[Core] Install SkyPilot runtime in separate env
Fixes #2722
Background
Installing every skypilot runtime in the base environment can cause issues when users also tries to install their dependencies in the base environment on the remote VM. It is very easy to cause the VM to become in a unexpected state. We now move all the skypilot runtime to a new conda environment for better isolation from the users' own python environment.
Profiling
(average across three times)
sky launch -c test-aws --cloud aws --cpus 2
- Original: 3m2s
- conda implementation: 3m16s
- venv implementation (current implementation): 2m42s
(average across 5 times)
for i in {1..5}; do time sky launch -c test-aws-$i --cloud aws --cpus 2 -y; done
- master (conda base, 7c514ba): 2m23.9s
2m34.249s 2m30.460s 2m29.660s 2m14.271s 2m11.077s - venv implementation (current, 841f1ff): 2m39.8s (16s longer)
3m0.389s 2m56.428s 2m37.248s 2m16.727s 2m28.398s
sky launch -c test-gcp --cloud gcp --cpus 2
- Original: 2m50s
- conda implementation: 3m38s
- venv implementation (current implementation): 3m3s
(average across 5 times)
for i in {1..5}; do time sky launch -c test-gcp-$i --cloud gcp --cpus 2 -y; done
- master (conda base, 7c514ba): 2m43.3s
2m41.862s 2m56.141s 2m39.850s 2m41.099s 2m37.994s - venv implementation (current, 841f1ff): 3m10.4s (27s longer)
3m20.109s 3m9.852s 3m2.220s 3m17.485s 3m2.733s
TODOs
- [x] Make other clouds work with the new separate venv
- [x] Backward compatibility test
- [ ] Reduce the time for provisioning
Tested (run the relevant ones):
- [ ] Code formatting:
bash format.sh - [ ] Any manual or new tests for this PR (please specify below)
- [x]
sky launch -c test-launch --cloud aws --num-nodes 2 --cpus 2+ echo hi - [x]
sky launch -c test-launch --cloud gcp --num-nodes 2 --cpus 2+ echo hi - [x]
sky launch -c test-launch --cloud gcp --gpus tpu-v2-8 echo hi - [x]
sky launch -c test-launch --cloud gcp test.yaml(TPU VM: tpu-v3-32 for TPU pod test) - [x]
sky launch -c test-launch --cloud azure --num-nodes 2 --cpus 2+ echo hi - [x]
sky launch -c test-launch --cloud ibm --num-nodes 2 --cpus 2+ echo hi - [ ]

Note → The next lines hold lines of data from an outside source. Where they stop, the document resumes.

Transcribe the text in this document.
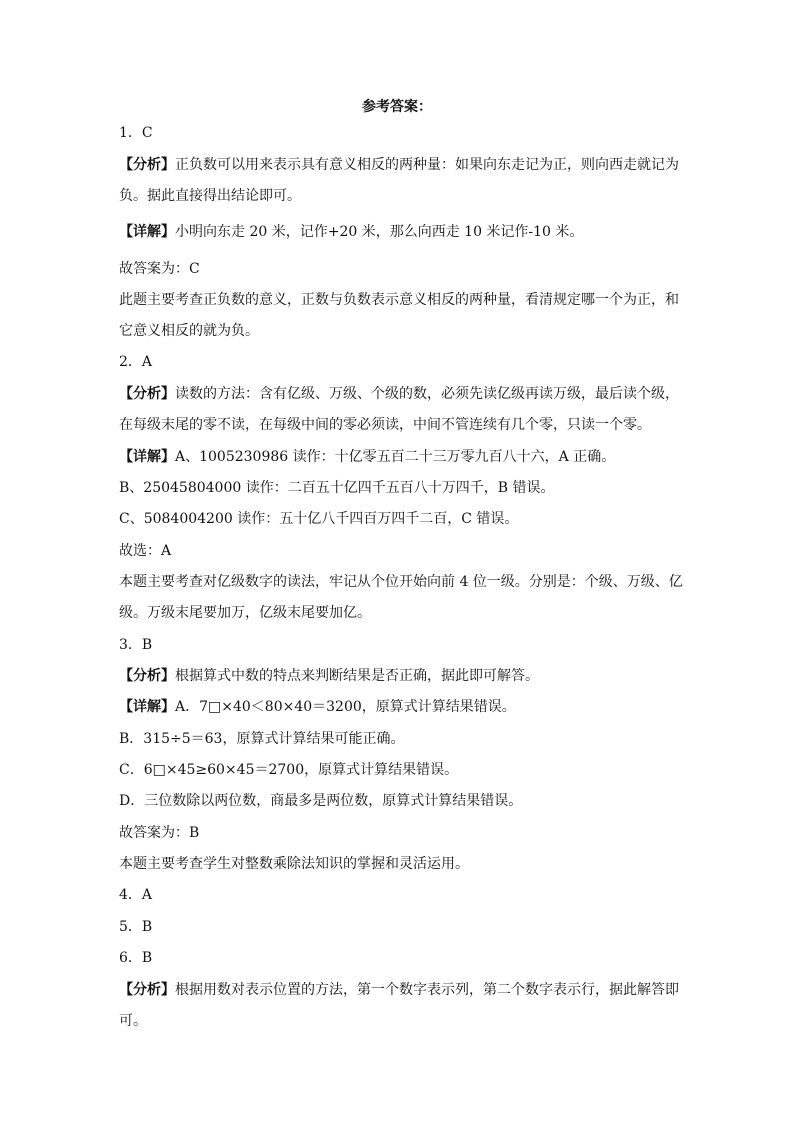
参考答案：
1．C
【分析】正负数可以用来表示具有意义相反的两种量：如果向东走记为正，则向西走就记为
负。据此直接得出结论即可。
【详解】小明向东走 20 米，记作+20 米，那么向西走 10 米记作-10 米。
故答案为：C
此题主要考查正负数的意义，正数与负数表示意义相反的两种量，看清规定哪一个为正，和
它意义相反的就为负。
2．A
【分析】读数的方法：含有亿级、万级、个级的数，必须先读亿级再读万级，最后读个级，
在每级末尾的零不读，在每级中间的零必须读，中间不管连续有几个零，只读一个零。
【详解】A、1005230986 读作：十亿零五百二十三万零九百八十六，A 正确。
B、25045804000 读作：二百五十亿四千五百八十万四千，B 错误。
C、5084004200 读作：五十亿八千四百万四千二百，C 错误。
故选：A
本题主要考查对亿级数字的读法，牢记从个位开始向前 4 位一级。分别是：个级、万级、亿
级。万级末尾要加万，亿级末尾要加亿。
3．B
【分析】根据算式中数的特点来判断结果是否正确，据此即可解答。
【详解】A．7□×40＜80×40＝3200，原算式计算结果错误。
B．315÷5＝63，原算式计算结果可能正确。
C．6□×45≥60×45＝2700，原算式计算结果错误。
D．三位数除以两位数，商最多是两位数，原算式计算结果错误。
故答案为：B
本题主要考查学生对整数乘除法知识的掌握和灵活运用。
4．A
5．B
6．B
【分析】根据用数对表示位置的方法，第一个数字表示列，第二个数字表示行，据此解答即
可。
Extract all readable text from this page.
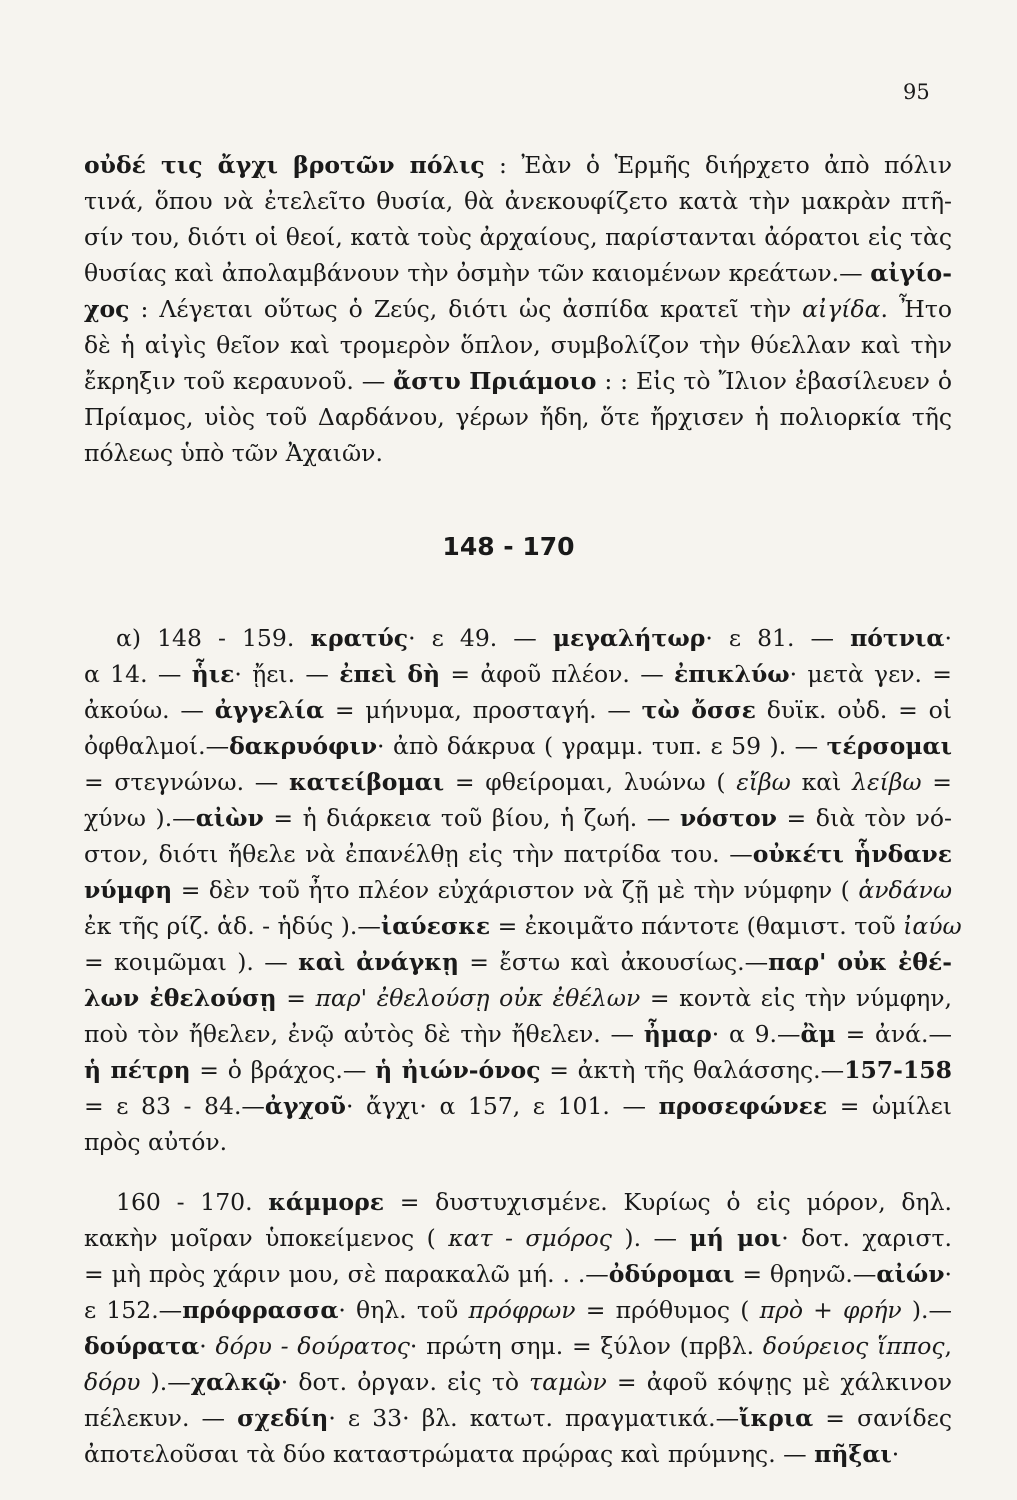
95
οὐδέ τις ἄγχι βροτῶν πόλις : Ἐὰν ὁ Ἑρμῆς διήρχετο ἀπὸ πόλιν
τινά, ὅπου νὰ ἐτελεῖτο θυσία, θὰ ἀνεκουφίζετο κατὰ τὴν μακρὰν πτῆ-
σίν του, διότι οἱ θεοί, κατὰ τοὺς ἀρχαίους, παρίστανται ἀόρατοι εἰς τὰς
θυσίας καὶ ἀπολαμβάνουν τὴν ὀσμὴν τῶν καιομένων κρεάτων.— αἰγίο-
χος : Λέγεται οὕτως ὁ Ζεύς, διότι ὡς ἀσπίδα κρατεῖ τὴν αἰγίδα. Ἦτο
δὲ ἡ αἰγὶς θεῖον καὶ τρομερὸν ὅπλον, συμβολίζον τὴν θύελλαν καὶ τὴν
ἔκρηξιν τοῦ κεραυνοῦ. — ἄστυ Πριάμοιο : : Εἰς τὸ Ἴλιον ἐβασίλευεν ὁ
Πρίαμος, υἱὸς τοῦ Δαρδάνου, γέρων ἤδη, ὅτε ἤρχισεν ἡ πολιορκία τῆς
πόλεως ὑπὸ τῶν Ἀχαιῶν.
148 - 170
α) 148 - 159. κρατύς· ε 49. — μεγαλήτωρ· ε 81. — πότνια·
α 14. — ἧιε· ᾔει. — ἐπεὶ δὴ = ἀφοῦ πλέον. — ἐπικλύω· μετὰ γεν. =
ἀκούω. — ἀγγελία = μήνυμα, προσταγή. — τὼ ὄσσε δυϊκ. οὐδ. = οἱ
ὀφθαλμοί.—δακρυόφιν· ἀπὸ δάκρυα ( γραμμ. τυπ. ε 59 ). — τέρσομαι
= στεγνώνω. — κατείβομαι = φθείρομαι, λυώνω ( εἴβω καὶ λείβω =
χύνω ).—αἰὼν = ἡ διάρκεια τοῦ βίου, ἡ ζωή. — νόστον = διὰ τὸν νό-
στον, διότι ἤθελε νὰ ἐπανέλθῃ εἰς τὴν πατρίδα του. —οὐκέτι ἧνδανε
νύμφη = δὲν τοῦ ἦτο πλέον εὐχάριστον νὰ ζῇ μὲ τὴν νύμφην ( ἁνδάνω
ἐκ τῆς ρίζ. ἁδ. - ἡδύς ).—ἰαύεσκε = ἐκοιμᾶτο πάντοτε (θαμιστ. τοῦ ἰαύω
= κοιμῶμαι ). — καὶ ἀνάγκῃ = ἔστω καὶ ἀκουσίως.—παρ' οὐκ ἐθέ-
λων ἐθελούσῃ = παρ' ἐθελούσῃ οὐκ ἐθέλων = κοντὰ εἰς τὴν νύμφην,
ποὺ τὸν ἤθελεν, ἐνῷ αὐτὸς δὲ τὴν ἤθελεν. — ἦμαρ· α 9.—ἂμ = ἀνά.—
ἡ πέτρη = ὁ βράχος.— ἡ ἠιών-όνος = ἀκτὴ τῆς θαλάσσης.—157-158
= ε 83 - 84.—ἀγχοῦ· ἄγχι· α 157, ε 101. — προσεφώνεε = ὡμίλει
πρὸς αὐτόν.
160 - 170. κάμμορε = δυστυχισμένε. Κυρίως ὁ εἰς μόρον, δηλ.
κακὴν μοῖραν ὑποκείμενος ( κατ - σμόρος ). — μή μοι· δοτ. χαριστ.
= μὴ πρὸς χάριν μου, σὲ παρακαλῶ μή. . .—ὀδύρομαι = θρηνῶ.—αἰών·
ε 152.—πρόφρασσα· θηλ. τοῦ πρόφρων = πρόθυμος ( πρὸ + φρήν ).—
δούρατα· δόρυ - δούρατος· πρώτη σημ. = ξύλον (πρβλ. δούρειος ἵππος,
δόρυ ).—χαλκῷ· δοτ. ὀργαν. εἰς τὸ ταμὼν = ἀφοῦ κόψῃς μὲ χάλκινον
πέλεκυν. — σχεδίη· ε 33· βλ. κατωτ. πραγματικά.—ἴκρια = σανίδες
ἀποτελοῦσαι τὰ δύο καταστρώματα πρῴρας καὶ πρύμνης. — πῆξαι·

sky launch -c test-launch --cloud lambda --num-nodes 2 --cpus 2+ echo hi
- [x]
- [x] All smoke tests:
pytest tests/test_smoke.py - [x] All smoke tests:
pytest tests/test_smoke.py --aws - [x] Backward compatibility tests:
bash tests/backward_comaptibility_tests.sh- [x] AWS
- [x] GCP
- [x] existing spot controller
- [x] existing serve controller
Will our ray (w/ v 2.7.0) use the same ray address & port as the user-installed ray? If this is the case, will there be any compatibility issues when two different versions of ray act on the same interface? (I assume it is okay since ray should have backward compatibility, but just want to make sure.)
We are using the same version of ray in the new venv, and the ray address and port have been changed to non-default one in a previous PR already #1790.
Can we consider adding the
constants.ACTIVATE_PYTHON_ENVto SSHCommandRunner.run? It seems like will make the code cleaner.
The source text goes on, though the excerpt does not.